The Australian Securities and Investments Commission fears the man behind troubled efforts to redevelop Queensland’s cyclone-ravaged Dunk Island, James Mawhinney, may leave the country, a court has heard.
Asic also fears assets belonging to Mawhinney’s investment group, Mayfair 101, may be moved, counsel for the regulator, Jonathan Moore QC, told the federal court on Thursday.
The regulator has been investigating Mawhinney and Mayfair 101, which has taken at least $140m from investors, for several years and has launched legal action accusing them of making misleading and deceptive statements by comparing investments with the group to bank term deposits.
Former National party politician Julian McGauran, who invested $1m in Mayfair 101, has also made similar legal allegations.

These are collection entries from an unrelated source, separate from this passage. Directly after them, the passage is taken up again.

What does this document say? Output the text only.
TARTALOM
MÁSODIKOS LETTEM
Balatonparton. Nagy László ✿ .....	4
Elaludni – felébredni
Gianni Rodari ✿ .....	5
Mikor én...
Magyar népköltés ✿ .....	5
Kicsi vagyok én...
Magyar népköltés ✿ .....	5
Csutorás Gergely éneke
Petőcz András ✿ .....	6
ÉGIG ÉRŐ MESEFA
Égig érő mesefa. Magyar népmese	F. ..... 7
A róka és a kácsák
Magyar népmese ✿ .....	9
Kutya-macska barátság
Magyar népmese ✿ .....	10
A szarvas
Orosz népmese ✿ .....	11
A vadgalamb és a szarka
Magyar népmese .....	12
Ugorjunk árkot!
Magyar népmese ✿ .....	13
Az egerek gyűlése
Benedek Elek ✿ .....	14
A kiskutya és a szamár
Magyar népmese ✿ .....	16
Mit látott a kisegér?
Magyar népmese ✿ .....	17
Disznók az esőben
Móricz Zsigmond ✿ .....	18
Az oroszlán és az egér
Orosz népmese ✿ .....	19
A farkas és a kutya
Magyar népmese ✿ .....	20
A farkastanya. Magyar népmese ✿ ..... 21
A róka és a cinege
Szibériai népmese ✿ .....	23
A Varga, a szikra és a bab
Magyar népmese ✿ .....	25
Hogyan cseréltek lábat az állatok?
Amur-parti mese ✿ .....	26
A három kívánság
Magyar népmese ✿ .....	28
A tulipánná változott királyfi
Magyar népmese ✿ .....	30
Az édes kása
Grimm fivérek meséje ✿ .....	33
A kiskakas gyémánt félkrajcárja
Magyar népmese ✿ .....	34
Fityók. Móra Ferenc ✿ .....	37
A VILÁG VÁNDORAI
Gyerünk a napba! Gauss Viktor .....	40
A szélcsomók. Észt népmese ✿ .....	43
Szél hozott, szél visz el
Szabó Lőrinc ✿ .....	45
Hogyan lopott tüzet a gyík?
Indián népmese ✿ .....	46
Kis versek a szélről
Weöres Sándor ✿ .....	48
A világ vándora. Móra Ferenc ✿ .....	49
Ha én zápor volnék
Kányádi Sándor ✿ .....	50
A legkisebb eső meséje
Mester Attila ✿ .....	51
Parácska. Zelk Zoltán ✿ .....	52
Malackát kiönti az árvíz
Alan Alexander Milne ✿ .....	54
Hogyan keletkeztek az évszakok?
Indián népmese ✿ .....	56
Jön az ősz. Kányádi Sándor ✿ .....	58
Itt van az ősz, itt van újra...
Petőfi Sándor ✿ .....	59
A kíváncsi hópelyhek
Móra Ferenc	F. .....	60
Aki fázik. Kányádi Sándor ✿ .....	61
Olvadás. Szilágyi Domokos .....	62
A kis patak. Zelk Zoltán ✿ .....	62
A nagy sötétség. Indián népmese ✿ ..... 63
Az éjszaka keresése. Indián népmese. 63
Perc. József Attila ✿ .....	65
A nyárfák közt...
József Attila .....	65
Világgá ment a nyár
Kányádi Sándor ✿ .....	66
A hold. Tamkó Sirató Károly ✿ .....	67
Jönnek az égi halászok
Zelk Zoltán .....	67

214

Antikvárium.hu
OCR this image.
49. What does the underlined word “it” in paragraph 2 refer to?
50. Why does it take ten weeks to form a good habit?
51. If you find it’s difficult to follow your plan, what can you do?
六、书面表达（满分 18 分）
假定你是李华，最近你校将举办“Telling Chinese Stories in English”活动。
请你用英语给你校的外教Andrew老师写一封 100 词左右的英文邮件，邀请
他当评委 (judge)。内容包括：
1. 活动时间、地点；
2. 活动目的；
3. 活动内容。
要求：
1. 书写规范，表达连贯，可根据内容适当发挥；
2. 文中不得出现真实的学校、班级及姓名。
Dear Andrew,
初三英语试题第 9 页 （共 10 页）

In separate proceedings in the Victorian supreme court, allegations have been aired that potentially valuable shares in a British accounting software company were moved from the Mayfair 101 group to a company controlled by Mawhinney in tax haven the British Virgin Islands.
Receivers have been appointed over companies in the group after they failed to repay a loan to a feeder fund through which investors have pumped $85m.
Mawhinney has consistently denied any wrongdoing and told the Victorian court the BVI company in question, 101 Investments, was in fact part of the Mayfair 101 group.
Late last year he launched the Dunk Island redevelopment, which included an ambitious plan to lift property values in the entire region, by throwing a party on the island attended by Instagram influencers, singer Ricki-Lee Coulter and independent MP Bob Katter.
But the turmoil enveloping Mayfair 101 has left property owners in the region increasingly anxious that the company will not be able to deliver on promises to buy their land.
It is believed Asic applied to the federal court earlier this month for orders banning Mawhinney from leaving the country and freezing some assets.
Asic’s application was before the court on Thursday morning, but media were excluded from almost all of the hearing, which was held by videoconference.
“I have not been served with any order,” Mawhinney told Guardian Australia on Thursday evening.
Earlier, during the federal court hearing, Moore asked for the virtual courtroom to be closed because “there is a fear that if they [Mawhinney and companies associated with him] were given notice of it they might take steps to leave the jurisdiction”.
Asic also feared assets might be moved, he said.
Judge Stewart Anderson ordered everyone but Asic’s lawyers and employees to leave the videoconference.